Без рубрики
Земляк
Публикацию повествований о судьбах участников «РЭК» я решил начать с самого необычного, но в то же время, пожалуй, самого известного из них.
Вряд ли сегодня можно найти статью или книгу с воспоминаниями, репортаж или фильм об Особых бригадах, в которых не упоминалось бы о медведе, прибывшем во Францию с нашими частями.
За редким исключением, сведения о нем сводятся лишь к самому факту его пребывания во Франции. Причем почти каждый автор воспоминаний приписывает его именно к своему полку, утверждая, что звали медведя, то Мишка, то Тишка… Ну а бывший солдат 2-го Особого пехотного полка 1-й Особой бригады Сергей Яковлев вообще «вспоминал», что медведя они «подобрали на одном из островов, по пути во Францию».
На самом деле медведя звали Земляк и во Францию он прибыл вместе с 5-м Особым пехотным полком 3-й бригады в сентябре 1916 года.
Формирование штаба 3-й бригады и 5-го полка проходило в июне-июле 1916-го в Екатеринбурге, на территории Оровайских казарм. Рядом с ними находилась Сенная площадь и рынок, где продавали лошадей и прочую живность. По всей вероятности, там и купили русские офицеры маленького медвежонка. По версии Марины Антоновны Грей-Деникиной, купили его за 8 рублей и «вскладчину».
Другой потомок русских эмигрантов, Юрий Вячеславович Копылов, сын офицера 3-й Особой бригады, живший в Париже и более 40 лет собиравший архивы «РЭК», говорил, что это были офицеры 2-го батальона, штабс-капитан Прачек Александр Кузьмич (командир 5-й роты) и поручик Черняк Виктор Николаевич (командир 8-й роты).
Оба офицера будут награждены Георгиевским Оружием, за подвиги в боях у деревни Оберив, в феврале/марте 1917 г.

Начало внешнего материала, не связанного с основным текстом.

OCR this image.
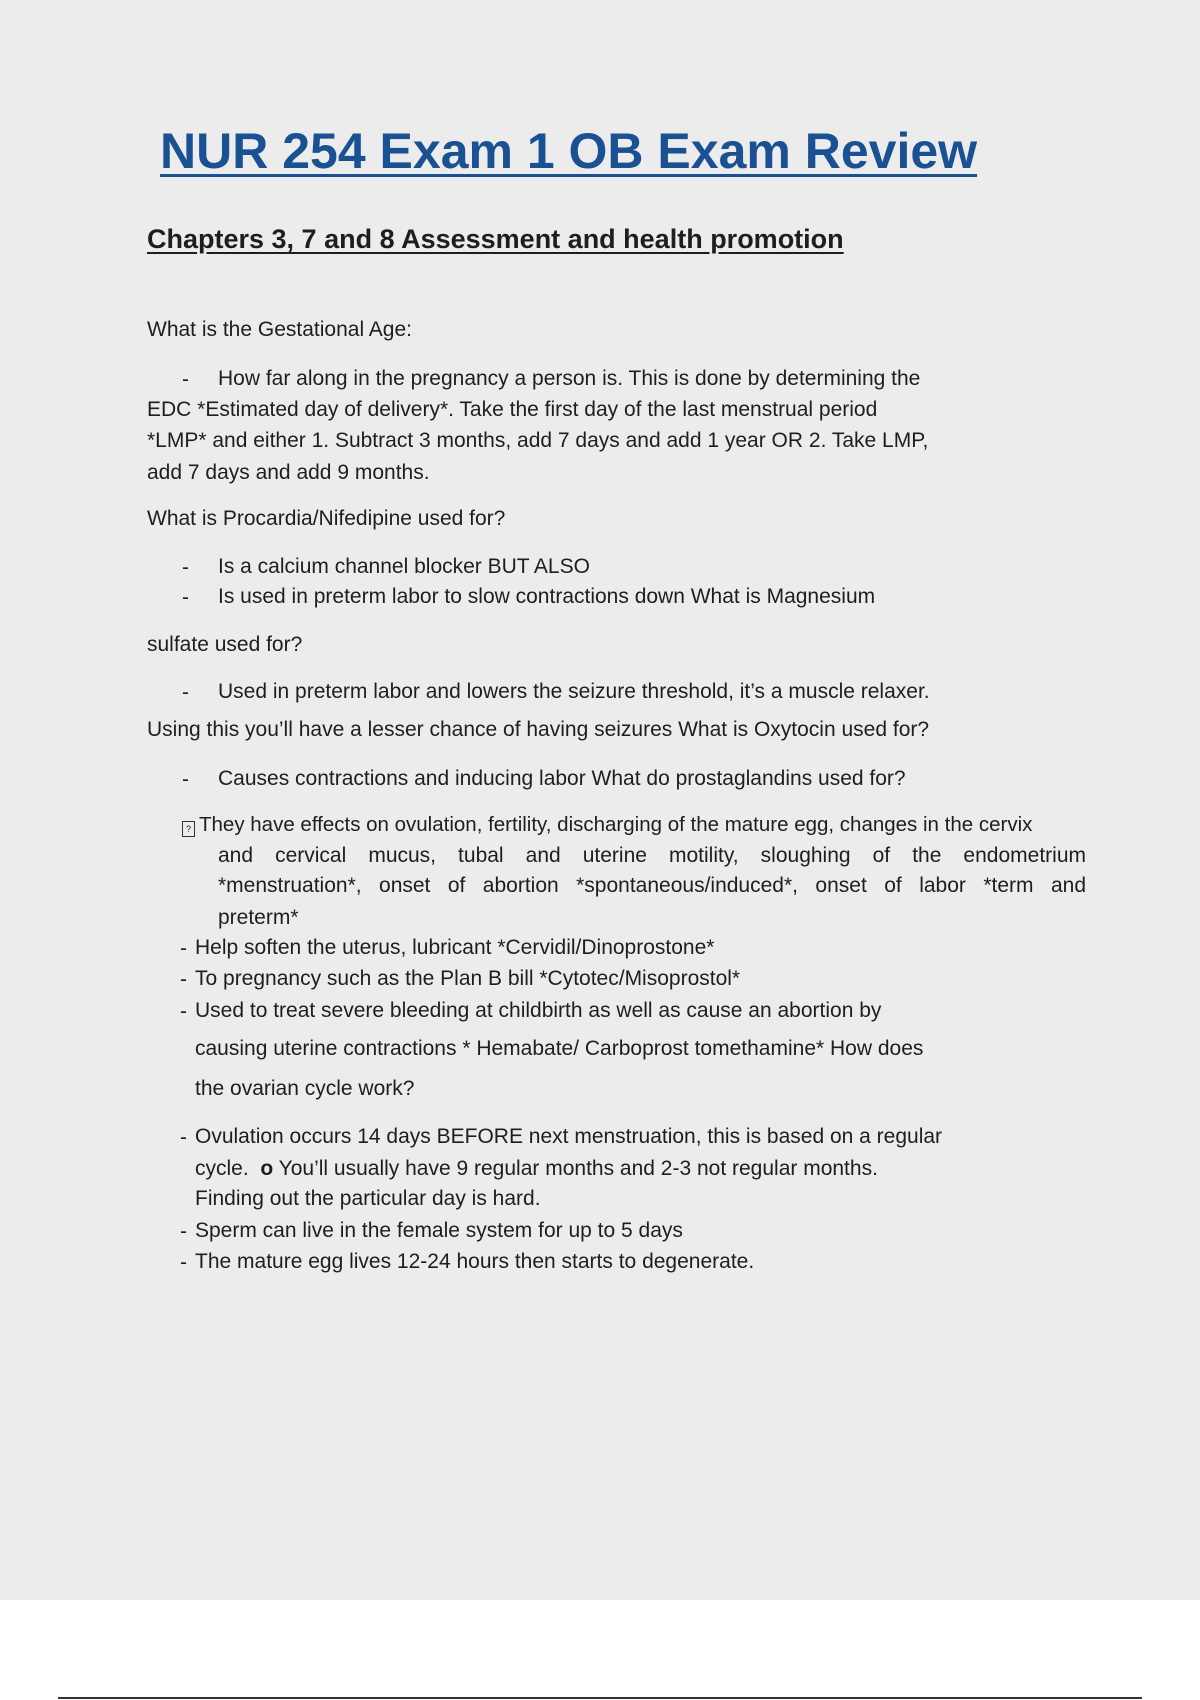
NUR 254 Exam 1 OB Exam Review
Chapters 3, 7 and 8 Assessment and health promotion
What is the Gestational Age:
- How far along in the pregnancy a person is. This is done by determining the
EDC *Estimated day of delivery*. Take the first day of the last menstrual period
*LMP* and either 1. Subtract 3 months, add 7 days and add 1 year OR 2. Take LMP,
add 7 days and add 9 months.
What is Procardia/Nifedipine used for?
- Is a calcium channel blocker BUT ALSO
- Is used in preterm labor to slow contractions down What is Magnesium
sulfate used for?
- Used in preterm labor and lowers the seizure threshold, it’s a muscle relaxer.
Using this you’ll have a lesser chance of having seizures What is Oxytocin used for?
- Causes contractions and inducing labor What do prostaglandins used for?
? They have effects on ovulation, fertility, discharging of the mature egg, changes in the cervix
and cervical mucus, tubal and uterine motility, sloughing of the endometrium
*menstruation*, onset of abortion *spontaneous/induced*, onset of labor *term and
preterm*
- Help soften the uterus, lubricant *Cervidil/Dinoprostone*
- To pregnancy such as the Plan B bill *Cytotec/Misoprostol*
- Used to treat severe bleeding at childbirth as well as cause an abortion by
causing uterine contractions * Hemabate/ Carboprost tomethamine* How does
the ovarian cycle work?
- Ovulation occurs 14 days BEFORE next menstruation, this is based on a regular
cycle. o You’ll usually have 9 regular months and 2-3 not regular months.
Finding out the particular day is hard.
- Sperm can live in the female system for up to 5 days
- The mature egg lives 12-24 hours then starts to degenerate.
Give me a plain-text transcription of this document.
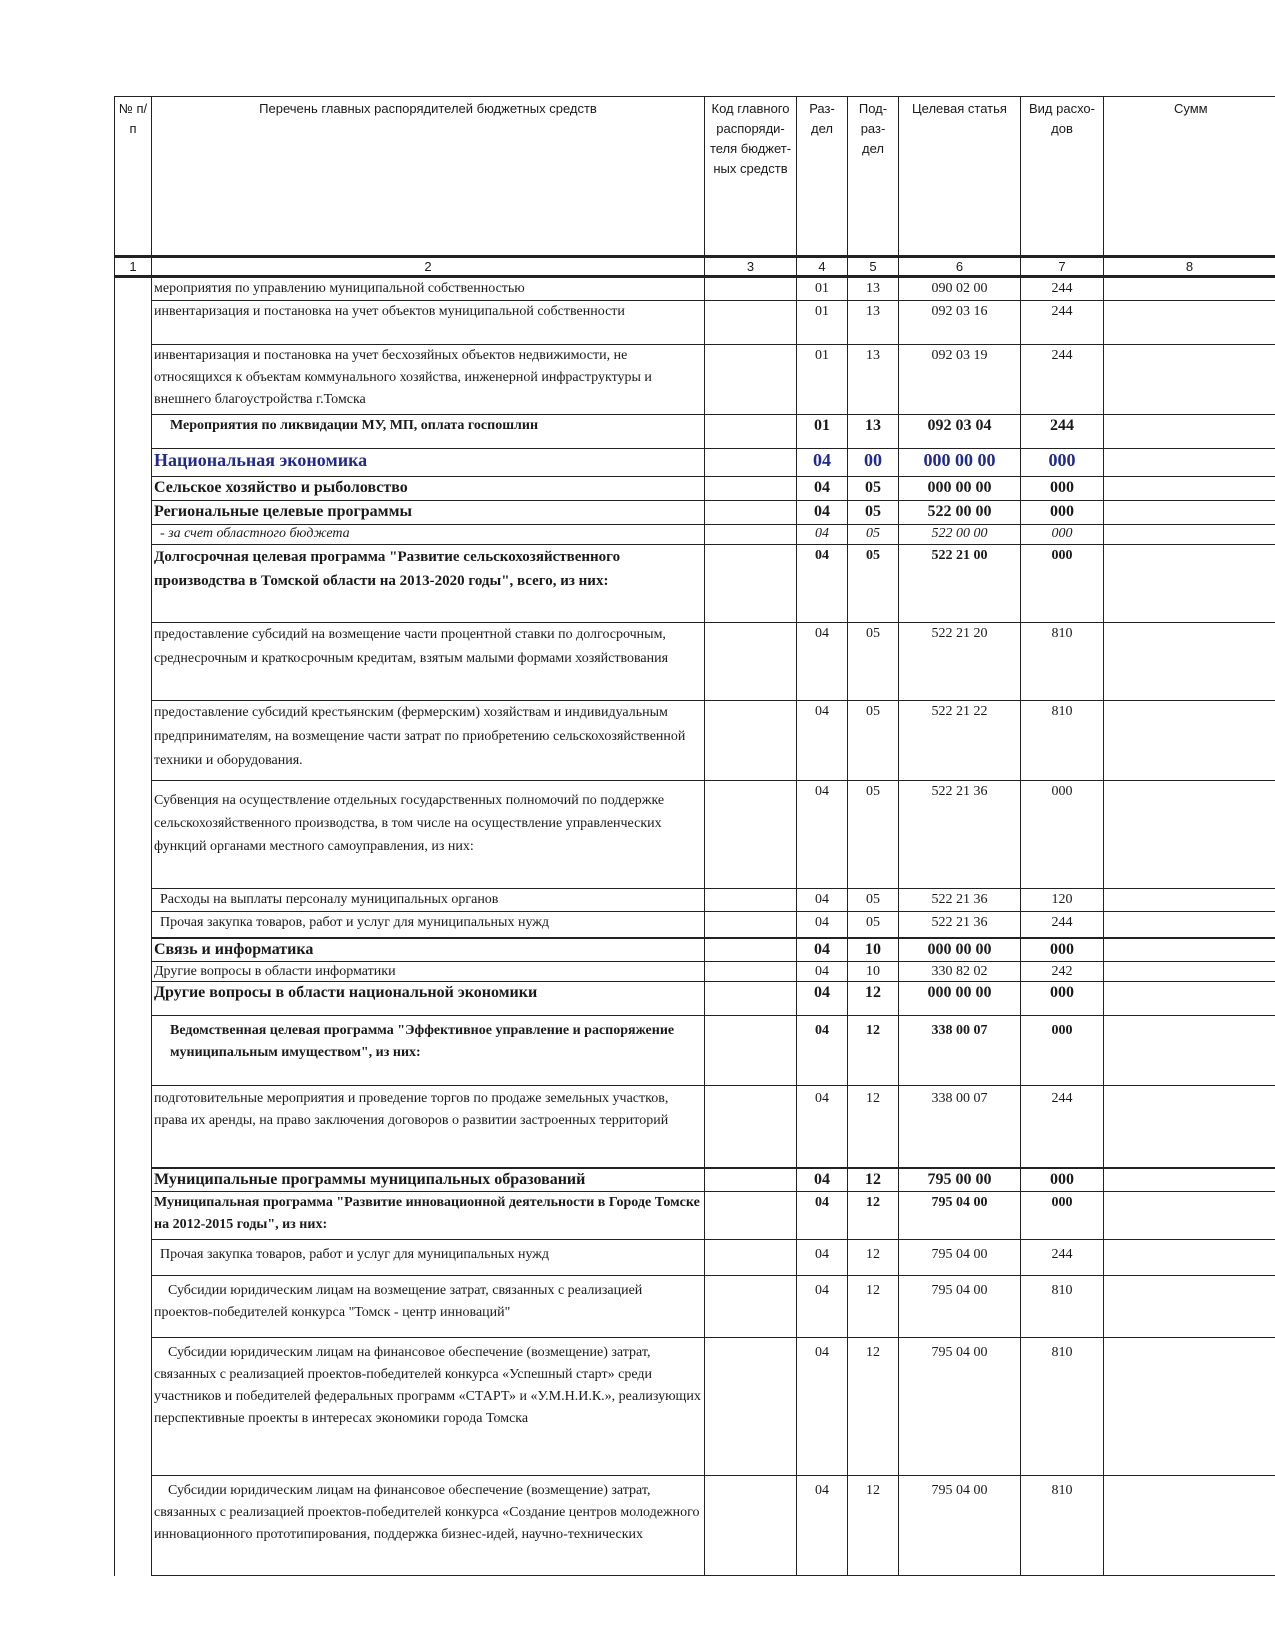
№ п/п	Перечень главных распорядителей бюджетных средств	Код главного распоряди-теля бюджет-ных средств	Раз-дел	Под-раз-дел	Целевая статья	Вид расхо-дов	Сумм
1	2	3	4	5	6	7	8
	мероприятия по управлению муниципальной собственностью		01	13	090 02 00	244	
	инвентаризация и постановка на учет объектов муниципальной собственности		01	13	092 03 16	244	
	инвентаризация и постановка на учет бесхозяйных объектов недвижимости, не относящихся к объектам коммунального хозяйства, инженерной инфраструктуры и внешнего благоустройства г.Томска		01	13	092 03 19	244	
	Мероприятия по ликвидации МУ, МП, оплата госпошлин		01	13	092 03 04	244	
	Национальная экономика		04	00	000 00 00	000	
	Сельское хозяйство и рыболовство		04	05	000 00 00	000	
	Региональные целевые программы		04	05	522 00 00	000	
	- за счет областного бюджета		04	05	522 00 00	000	
	Долгосрочная целевая программа "Развитие сельскохозяйственного производства в Томской области на 2013-2020 годы", всего, из них:		04	05	522 21 00	000	
	предоставление субсидий на возмещение части процентной ставки по долгосрочным, среднесрочным и краткосрочным кредитам, взятым малыми формами хозяйствования		04	05	522 21 20	810	
	предоставление субсидий крестьянским (фермерским) хозяйствам и индивидуальным предпринимателям, на возмещение части затрат по приобретению сельскохозяйственной техники и оборудования.		04	05	522 21 22	810	
	Субвенция на осуществление отдельных государственных полномочий по поддержке сельскохозяйственного производства, в том числе на осуществление управленческих функций органами местного самоуправления, из них:		04	05	522 21 36	000	
	Расходы на выплаты персоналу муниципальных органов		04	05	522 21 36	120	
	Прочая закупка товаров, работ и услуг для муниципальных нужд		04	05	522 21 36	244	
	Связь и информатика		04	10	000 00 00	000	
	Другие вопросы в области информатики		04	10	330 82 02	242	
	Другие вопросы в области национальной экономики		04	12	000 00 00	000	
	Ведомственная целевая программа "Эффективное управление и распоряжение муниципальным имуществом", из них:		04	12	338 00 07	000	
	подготовительные мероприятия и проведение торгов по продаже земельных участков, права их аренды, на право заключения договоров о развитии застроенных территорий		04	12	338 00 07	244	
	Муниципальные программы муниципальных образований		04	12	795 00 00	000	
	Муниципальная программа "Развитие инновационной деятельности в Городе Томске на 2012-2015 годы", из них:		04	12	795 04 00	000	
	Прочая закупка товаров, работ и услуг для муниципальных нужд		04	12	795 04 00	244	
	Субсидии юридическим лицам на возмещение затрат, связанных с реализацией проектов-победителей конкурса "Томск - центр инноваций"		04	12	795 04 00	810	
	Субсидии юридическим лицам на финансовое обеспечение (возмещение) затрат, связанных с реализацией проектов-победителей конкурса «Успешный старт» среди участников и победителей федеральных программ «СТАРТ» и «У.М.Н.И.К.», реализующих перспективные проекты в интересах экономики города Томска		04	12	795 04 00	810	
	Субсидии юридическим лицам на финансовое обеспечение (возмещение) затрат, связанных с реализацией проектов-победителей конкурса «Создание центров молодежного инновационного прототипирования, поддержка бизнес-идей, научно-технических		04	12	795 04 00	810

Продажа маленьких медвежат была на Руси делом обыденным. Добыли охотники медведицу, а ее осиротевших малышей перекупщикам на рынок отнесли, за пару целковых. (Есть на что в трактире «погулять»!)
А медвежатам куда дальше? Либо в табор к цыганам – плясать на ярмарках, либо в цирк, тоже на потеху публике.
Но нашему «топтыжке» была уготована иная судьба, уникальная!
Довелось ему и не одну тысячу верст по железным дорогам отмотать, и не одну тысячу морских миль пройти на пароходе «Императрица Екатерина II», и мир посмотреть, и пороху понюхать, и с известными людьми «познакомиться». Узнал Земляк и про дружбу фронтовую солдатскую, настоящую, и про подлость человеческую, малохольную…
Повидал наш медведь, чего и мужик русский отродясь не видал и не ведал! Есть в Ледовитом океане острова, Медвежьи скалы называются. Почему и в честь кого из мишкиной родни так их назвали — Бог весть, но только наш косолапый побывал в тех местах лично. Опасаясь атак немецких субмарин, наш транспорт, выйдя из Архангельска, сперва поднимался на север и, лишь обогнув Медвежьи скалы, начинал спускаться в Атлантику.
Сохранилась даже кинохроника с Земляком на «Императрице Екатерине II» (в скором времени ее можно будет увидеть на нашем сайте).
Совершив двухнедельное морское путешествие, наш герой прибыл во французский порт Брест.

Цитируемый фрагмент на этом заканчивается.